[Wild Roses] Phoebe & Ian

Feb 18, 2007 14:06

Title: admissions
’Verse/characters: Wild Roses; Phoebe, the Second Ian
Prompt: 75A "one more chance"
Word Count: 750
Rating: PG for weird family tangles.
Notes: same arc as this, a week or so later.

He was so young. Young in a way beyond the face he wore, because by rights of years they should both be silvered--most mages were of an age to do that if counted in mortal lifespans. That wasn't the real problem, not in the cold pale light of morning, with a bleary-eyed man slumped sleepily at her kitchen table over his tea. His face reminded her far more of boy-princes sitting in her chairs, not a mage her equal or better letting steam bead across his eyelashes because he wasn't yet awake enough to sip, or sketch evaporating patterns in the condensation on the table.

The rulers previous to the man she'd married and left hadn't been fools enough to forbid unions. She'd told that to a so-young man not, really, so very much older than the man at her table now. It'd been truth then, and was truth now. Intellectually, her business was hers, and hers alone. No one would presume to speak to her about the fact that she'd taken a man young enough--well past literally, her younger grandchild wasn't twenty years older than him, and her elder much, much elder--to be her grandson to her bed. They might not even look askance, the remains of her choices setting her apart.

"You did better than I did," the young man at her table said softly, not looking up from his tea.

She startled, near to the point of dropping her cup again, but caught herself. "What?"

He raised his head then, small wry smile on a half-stranger's face. "Your children. You did better by them than I did, with mine."

She blinked, half-stupidly, thoughts flitting across her mind and as quickly-discarded as they came, as for every 'Matilda was not the best of partners' there was a 'Aifiric was not the best of partners'. Settled, eventually, on "You started much earlier than I did."

He replied with an eloquent half-shrug, relic of the court they'd both grown up in, movement his face and form utterly did not fit. He should have been flicking a gold-embroidered sleeve off his wrist with the motion, not gesturing with a heavy tea-mug, bare armed and freckled from time in the sun. "I could have done more than I did." Small, sad, old smile. "As now we reap the consequences."

"We would have seen the end, without you, Tattersall," she told him, clicking her mug down on the table across from him and sitting down on air, not bothering to capture one of the chairs.

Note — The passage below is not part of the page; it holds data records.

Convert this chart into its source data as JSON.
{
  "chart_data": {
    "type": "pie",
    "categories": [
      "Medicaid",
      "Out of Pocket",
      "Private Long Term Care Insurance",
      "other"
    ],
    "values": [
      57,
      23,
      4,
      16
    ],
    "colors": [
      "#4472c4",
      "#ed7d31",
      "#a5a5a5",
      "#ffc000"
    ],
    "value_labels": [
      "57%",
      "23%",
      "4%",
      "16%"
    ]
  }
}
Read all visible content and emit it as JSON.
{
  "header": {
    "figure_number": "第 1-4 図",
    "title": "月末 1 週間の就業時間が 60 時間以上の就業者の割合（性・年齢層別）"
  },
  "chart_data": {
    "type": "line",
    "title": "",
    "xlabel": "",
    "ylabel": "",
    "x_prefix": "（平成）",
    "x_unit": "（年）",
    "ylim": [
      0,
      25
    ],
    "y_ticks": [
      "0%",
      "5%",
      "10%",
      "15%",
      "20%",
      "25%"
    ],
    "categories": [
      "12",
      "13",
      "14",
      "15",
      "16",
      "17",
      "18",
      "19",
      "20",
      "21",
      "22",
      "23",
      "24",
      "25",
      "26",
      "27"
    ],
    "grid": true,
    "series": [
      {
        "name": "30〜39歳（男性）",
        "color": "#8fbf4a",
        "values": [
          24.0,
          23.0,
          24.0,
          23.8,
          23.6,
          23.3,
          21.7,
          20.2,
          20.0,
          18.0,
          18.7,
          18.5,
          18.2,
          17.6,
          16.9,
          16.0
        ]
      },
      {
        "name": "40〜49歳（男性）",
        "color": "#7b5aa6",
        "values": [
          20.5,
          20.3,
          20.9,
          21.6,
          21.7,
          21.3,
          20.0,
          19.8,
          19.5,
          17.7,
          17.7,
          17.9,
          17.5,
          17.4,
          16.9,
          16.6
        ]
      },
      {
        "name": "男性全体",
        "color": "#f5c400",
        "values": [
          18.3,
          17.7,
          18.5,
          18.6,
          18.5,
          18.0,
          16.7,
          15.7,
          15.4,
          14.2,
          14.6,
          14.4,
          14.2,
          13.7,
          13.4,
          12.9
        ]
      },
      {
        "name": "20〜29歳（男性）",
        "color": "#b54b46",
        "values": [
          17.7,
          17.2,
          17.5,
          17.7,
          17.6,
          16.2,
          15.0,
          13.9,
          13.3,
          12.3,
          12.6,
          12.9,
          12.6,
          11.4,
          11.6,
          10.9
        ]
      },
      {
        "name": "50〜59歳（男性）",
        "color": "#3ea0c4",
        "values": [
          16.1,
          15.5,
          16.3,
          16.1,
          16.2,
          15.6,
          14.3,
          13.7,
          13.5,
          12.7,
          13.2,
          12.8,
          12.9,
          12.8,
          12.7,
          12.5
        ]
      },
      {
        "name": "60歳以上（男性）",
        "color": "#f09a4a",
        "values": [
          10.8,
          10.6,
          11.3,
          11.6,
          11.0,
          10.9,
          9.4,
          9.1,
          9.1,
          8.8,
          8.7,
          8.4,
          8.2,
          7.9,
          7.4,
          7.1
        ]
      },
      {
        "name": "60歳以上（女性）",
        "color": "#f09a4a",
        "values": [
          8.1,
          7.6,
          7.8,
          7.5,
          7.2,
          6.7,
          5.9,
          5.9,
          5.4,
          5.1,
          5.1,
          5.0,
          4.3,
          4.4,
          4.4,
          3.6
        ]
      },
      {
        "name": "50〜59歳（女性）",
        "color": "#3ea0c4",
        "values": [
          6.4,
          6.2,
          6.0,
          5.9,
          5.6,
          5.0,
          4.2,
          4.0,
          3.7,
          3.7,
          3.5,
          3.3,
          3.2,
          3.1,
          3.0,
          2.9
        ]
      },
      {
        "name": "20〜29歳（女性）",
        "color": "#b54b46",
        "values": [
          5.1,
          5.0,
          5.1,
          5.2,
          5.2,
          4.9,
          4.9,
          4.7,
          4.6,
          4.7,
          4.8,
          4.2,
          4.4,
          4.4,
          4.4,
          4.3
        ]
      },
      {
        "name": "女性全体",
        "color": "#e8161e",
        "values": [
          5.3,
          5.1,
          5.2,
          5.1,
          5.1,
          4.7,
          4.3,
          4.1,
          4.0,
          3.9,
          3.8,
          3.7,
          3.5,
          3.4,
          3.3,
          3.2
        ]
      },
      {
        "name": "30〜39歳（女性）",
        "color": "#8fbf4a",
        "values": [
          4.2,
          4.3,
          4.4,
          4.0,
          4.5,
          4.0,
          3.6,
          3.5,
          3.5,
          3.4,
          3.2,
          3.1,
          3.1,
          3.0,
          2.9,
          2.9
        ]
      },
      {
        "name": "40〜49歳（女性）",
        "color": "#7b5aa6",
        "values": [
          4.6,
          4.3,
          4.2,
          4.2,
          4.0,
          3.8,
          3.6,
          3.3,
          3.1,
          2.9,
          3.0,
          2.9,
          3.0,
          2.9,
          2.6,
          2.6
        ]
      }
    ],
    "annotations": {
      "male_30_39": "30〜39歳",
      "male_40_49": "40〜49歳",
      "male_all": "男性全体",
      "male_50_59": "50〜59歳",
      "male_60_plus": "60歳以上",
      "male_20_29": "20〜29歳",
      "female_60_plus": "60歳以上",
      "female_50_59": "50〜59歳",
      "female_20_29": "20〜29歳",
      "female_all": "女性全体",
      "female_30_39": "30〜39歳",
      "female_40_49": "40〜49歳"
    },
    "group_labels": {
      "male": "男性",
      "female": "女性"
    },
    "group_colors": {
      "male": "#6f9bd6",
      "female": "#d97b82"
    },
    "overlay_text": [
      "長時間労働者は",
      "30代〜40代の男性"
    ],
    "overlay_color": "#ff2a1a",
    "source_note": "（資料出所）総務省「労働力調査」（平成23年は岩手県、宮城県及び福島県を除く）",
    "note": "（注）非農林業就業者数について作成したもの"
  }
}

"We did see the end, Phoebe," he countered. "Or does the man you married wear gold I never saw?"

She flinched. " . . . Is that why you left?"

"It wasn't home anymore," he said softly, looking down at his tea, then slipping his fingers around the cup in old familiarity as steam started rising again. "No anchors, no roots, and a boy I failed the man on the throne. Are you surprised?"

"Why did you come back?" she asked, knowing her voice betrayed the scab. "Once gone, why return?"

"It wasn't entirely intentional," he admitted, leaning back in his chair, cup sliding across the wood of the table with the movement of his hands. "Might be best summated that I was named a bit too well."

'You're wearing the face of one of your great grand-children,' she thought, deliberately phrasing it in her mind so it didn't become 'I married your son because you left me,' as she tucked her feet up underneath her layered skirts, leaving the floor entirely. "Why here, Ian?" voice dropped to its lowest, smoothest register, the voice she'd used as Queen.

"A certain sense of selfishness," he said, corner of his mouth lifting briefly. "A certain wish for second chances."

"People will think I'm filling an empty nest," she retorted, voice lighter, the voice of the mage she'd been before the title, and the silver in her hair.

"When have you cared what people thought of you, as long as what was needed is done?" he retorted back. "I'm not your son, and I never will be. If you know that, and I know that," a faint note of not-quite-pleading creeping into his voice.

"I feel a bit like I'm nest-robbing," she admitted.

"I feel a bit like a body-snatcher," he admitted back, "and wearing my own face would put me right back where I left off. A relic-hero of the past, out of touch with the now because both of myself and how others would perceive me. I am Ian, and the Second Ian."

"And only I know the two are one and the same," she said, very softly, not quite a question.